I would just force them to go first in order to either put forth their own theory, which I am wondering if that is what they will actually do now. I'm starting to think it will be spaghetti at the wall...
NCPD focused on FD from the beginning
NO proof FD was in NC
Someone else could have done it (EE/KM/MT...)
JD is not dead. Has the wealth and means to do this.
FD was framed...
Oh also, after reading about kidnapping charges, the restraining/kidnapping can be very very brief. Just even a small amount of time to cause death. The blood evidence and other forensics should tell us a bit more. Blood evidence in her suburban for instance. Where was the blood inside. was it dripping? Did it indicate that someone was still alive? I think we will learn more and more at trial.

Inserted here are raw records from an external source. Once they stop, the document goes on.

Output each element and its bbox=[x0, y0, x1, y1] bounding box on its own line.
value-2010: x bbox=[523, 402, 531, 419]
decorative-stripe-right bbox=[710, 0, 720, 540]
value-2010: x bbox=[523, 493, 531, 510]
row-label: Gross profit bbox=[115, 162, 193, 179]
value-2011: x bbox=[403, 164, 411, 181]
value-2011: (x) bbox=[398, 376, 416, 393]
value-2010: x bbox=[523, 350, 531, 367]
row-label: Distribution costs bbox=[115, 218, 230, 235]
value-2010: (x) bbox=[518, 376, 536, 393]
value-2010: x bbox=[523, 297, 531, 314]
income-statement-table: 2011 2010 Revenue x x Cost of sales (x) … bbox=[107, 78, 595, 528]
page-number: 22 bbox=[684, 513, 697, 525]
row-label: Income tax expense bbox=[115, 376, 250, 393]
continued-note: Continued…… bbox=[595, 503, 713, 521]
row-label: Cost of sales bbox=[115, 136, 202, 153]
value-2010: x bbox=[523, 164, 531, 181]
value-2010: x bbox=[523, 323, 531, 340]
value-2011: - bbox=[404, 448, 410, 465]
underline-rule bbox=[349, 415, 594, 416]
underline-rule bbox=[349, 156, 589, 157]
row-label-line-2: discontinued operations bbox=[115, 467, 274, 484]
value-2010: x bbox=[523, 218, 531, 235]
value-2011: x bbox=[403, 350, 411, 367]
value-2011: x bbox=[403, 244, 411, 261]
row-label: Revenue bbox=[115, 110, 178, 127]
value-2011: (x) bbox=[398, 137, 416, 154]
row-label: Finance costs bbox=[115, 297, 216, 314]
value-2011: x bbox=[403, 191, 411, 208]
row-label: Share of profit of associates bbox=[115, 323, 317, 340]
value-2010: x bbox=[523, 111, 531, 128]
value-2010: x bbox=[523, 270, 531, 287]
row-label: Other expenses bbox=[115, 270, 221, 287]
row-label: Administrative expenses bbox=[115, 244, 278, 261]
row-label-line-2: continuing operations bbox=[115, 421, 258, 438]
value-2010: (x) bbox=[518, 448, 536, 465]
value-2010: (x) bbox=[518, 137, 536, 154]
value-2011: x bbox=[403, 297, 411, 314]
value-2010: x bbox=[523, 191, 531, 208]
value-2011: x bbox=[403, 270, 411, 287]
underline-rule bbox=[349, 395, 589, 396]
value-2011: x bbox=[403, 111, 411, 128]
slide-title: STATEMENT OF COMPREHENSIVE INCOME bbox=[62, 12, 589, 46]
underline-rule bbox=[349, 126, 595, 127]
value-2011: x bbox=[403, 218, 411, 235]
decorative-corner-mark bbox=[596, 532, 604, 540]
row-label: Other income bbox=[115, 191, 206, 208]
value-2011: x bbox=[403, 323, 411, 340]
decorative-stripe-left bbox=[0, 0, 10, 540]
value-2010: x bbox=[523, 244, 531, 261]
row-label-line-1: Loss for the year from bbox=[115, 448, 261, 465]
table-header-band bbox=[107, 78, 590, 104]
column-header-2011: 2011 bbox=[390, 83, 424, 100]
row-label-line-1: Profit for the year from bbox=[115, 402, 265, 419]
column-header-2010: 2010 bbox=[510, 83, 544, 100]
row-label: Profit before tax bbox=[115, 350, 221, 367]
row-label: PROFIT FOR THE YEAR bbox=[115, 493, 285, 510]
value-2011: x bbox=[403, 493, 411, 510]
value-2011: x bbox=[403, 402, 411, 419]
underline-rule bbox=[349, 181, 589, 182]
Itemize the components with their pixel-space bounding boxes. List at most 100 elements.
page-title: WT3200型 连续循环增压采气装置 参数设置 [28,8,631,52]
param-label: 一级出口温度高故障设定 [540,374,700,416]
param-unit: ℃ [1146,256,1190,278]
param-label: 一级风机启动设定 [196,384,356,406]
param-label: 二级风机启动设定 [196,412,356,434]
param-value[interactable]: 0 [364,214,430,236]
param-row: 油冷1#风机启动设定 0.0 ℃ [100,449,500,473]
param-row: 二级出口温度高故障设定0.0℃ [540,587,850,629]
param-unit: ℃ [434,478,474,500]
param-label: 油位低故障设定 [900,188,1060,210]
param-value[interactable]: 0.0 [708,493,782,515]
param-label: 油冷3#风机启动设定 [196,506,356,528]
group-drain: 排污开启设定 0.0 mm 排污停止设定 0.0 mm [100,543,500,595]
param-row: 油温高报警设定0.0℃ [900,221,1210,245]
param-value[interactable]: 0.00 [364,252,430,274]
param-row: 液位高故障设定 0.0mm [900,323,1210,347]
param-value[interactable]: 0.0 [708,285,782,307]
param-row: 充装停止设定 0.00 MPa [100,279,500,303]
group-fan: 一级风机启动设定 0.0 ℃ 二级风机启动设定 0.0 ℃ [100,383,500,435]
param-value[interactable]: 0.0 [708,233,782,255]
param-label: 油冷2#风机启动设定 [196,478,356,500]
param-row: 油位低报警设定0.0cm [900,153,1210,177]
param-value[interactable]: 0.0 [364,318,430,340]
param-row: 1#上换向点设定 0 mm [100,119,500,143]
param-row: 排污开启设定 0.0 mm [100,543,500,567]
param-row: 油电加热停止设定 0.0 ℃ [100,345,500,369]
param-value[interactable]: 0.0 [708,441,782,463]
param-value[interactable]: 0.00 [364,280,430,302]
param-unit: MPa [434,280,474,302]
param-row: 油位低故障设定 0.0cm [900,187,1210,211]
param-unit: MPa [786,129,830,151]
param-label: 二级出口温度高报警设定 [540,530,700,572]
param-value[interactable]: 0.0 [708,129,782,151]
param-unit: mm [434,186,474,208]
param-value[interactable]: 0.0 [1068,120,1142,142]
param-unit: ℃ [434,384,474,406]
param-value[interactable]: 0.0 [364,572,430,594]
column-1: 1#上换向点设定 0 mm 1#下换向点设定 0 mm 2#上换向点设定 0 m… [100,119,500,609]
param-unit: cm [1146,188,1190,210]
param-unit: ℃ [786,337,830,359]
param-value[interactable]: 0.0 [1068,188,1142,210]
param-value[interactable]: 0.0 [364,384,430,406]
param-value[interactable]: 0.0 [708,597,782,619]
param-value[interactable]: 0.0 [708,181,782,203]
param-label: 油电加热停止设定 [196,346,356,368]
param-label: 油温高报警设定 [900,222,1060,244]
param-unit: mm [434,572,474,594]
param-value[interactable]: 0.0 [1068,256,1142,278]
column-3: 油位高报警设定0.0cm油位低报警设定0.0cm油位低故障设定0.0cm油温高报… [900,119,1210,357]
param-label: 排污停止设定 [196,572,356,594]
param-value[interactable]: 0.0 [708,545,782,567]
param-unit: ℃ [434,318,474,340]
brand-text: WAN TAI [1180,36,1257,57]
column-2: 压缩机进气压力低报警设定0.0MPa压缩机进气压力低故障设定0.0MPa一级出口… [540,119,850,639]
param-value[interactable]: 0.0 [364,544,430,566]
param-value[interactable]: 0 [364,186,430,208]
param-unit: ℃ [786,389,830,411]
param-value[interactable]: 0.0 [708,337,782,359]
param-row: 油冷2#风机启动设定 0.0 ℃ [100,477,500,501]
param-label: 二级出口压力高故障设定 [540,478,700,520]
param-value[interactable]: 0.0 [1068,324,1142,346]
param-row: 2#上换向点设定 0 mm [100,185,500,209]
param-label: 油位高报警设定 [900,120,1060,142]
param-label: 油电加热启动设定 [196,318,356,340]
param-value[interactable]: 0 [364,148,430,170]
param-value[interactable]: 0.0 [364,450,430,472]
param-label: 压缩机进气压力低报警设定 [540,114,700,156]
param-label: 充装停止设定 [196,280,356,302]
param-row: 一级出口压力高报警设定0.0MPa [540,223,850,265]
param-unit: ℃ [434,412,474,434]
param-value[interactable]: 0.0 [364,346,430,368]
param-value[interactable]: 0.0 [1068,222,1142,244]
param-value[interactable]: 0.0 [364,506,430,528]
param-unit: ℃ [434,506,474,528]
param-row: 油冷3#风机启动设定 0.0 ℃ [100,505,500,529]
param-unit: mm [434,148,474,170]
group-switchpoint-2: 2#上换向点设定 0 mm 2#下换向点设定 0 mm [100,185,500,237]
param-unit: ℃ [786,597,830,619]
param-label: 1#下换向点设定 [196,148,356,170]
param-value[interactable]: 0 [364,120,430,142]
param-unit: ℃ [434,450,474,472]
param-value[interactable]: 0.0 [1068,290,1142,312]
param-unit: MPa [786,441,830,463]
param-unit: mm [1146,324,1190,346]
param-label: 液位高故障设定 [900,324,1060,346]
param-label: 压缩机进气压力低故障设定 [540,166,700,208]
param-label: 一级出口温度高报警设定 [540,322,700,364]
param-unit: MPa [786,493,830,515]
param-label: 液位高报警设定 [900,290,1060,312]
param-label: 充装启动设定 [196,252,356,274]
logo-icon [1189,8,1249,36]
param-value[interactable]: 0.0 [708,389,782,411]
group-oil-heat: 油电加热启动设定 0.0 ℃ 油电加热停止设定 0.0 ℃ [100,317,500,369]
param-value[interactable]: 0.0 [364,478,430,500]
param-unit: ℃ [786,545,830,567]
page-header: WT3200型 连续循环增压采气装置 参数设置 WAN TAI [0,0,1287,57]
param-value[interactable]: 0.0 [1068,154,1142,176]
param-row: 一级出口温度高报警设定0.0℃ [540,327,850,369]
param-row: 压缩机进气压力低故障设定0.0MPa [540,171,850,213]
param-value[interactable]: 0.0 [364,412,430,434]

I am not btw discounting that she very well could have been alive...even all the way to Farmington. I just don't want to think that as the pain and suffering is too great for me to contemplate. She had already suffered in the garage. So the tender heart in me would like to think it was over fairly quickly and that she expired in the garage and was dead when she was placed in the suburban.
Either way, FD is a sick monster driving alongside the mother of his five children the almost two hours to Farmington (unless her remains never made it too far from NC) who was either dead or dying. Speaks to a level of callousness and compartmentalization that you basically only see in psychopaths and sociopaths. I'd put him in the sociopath category...but who can say really?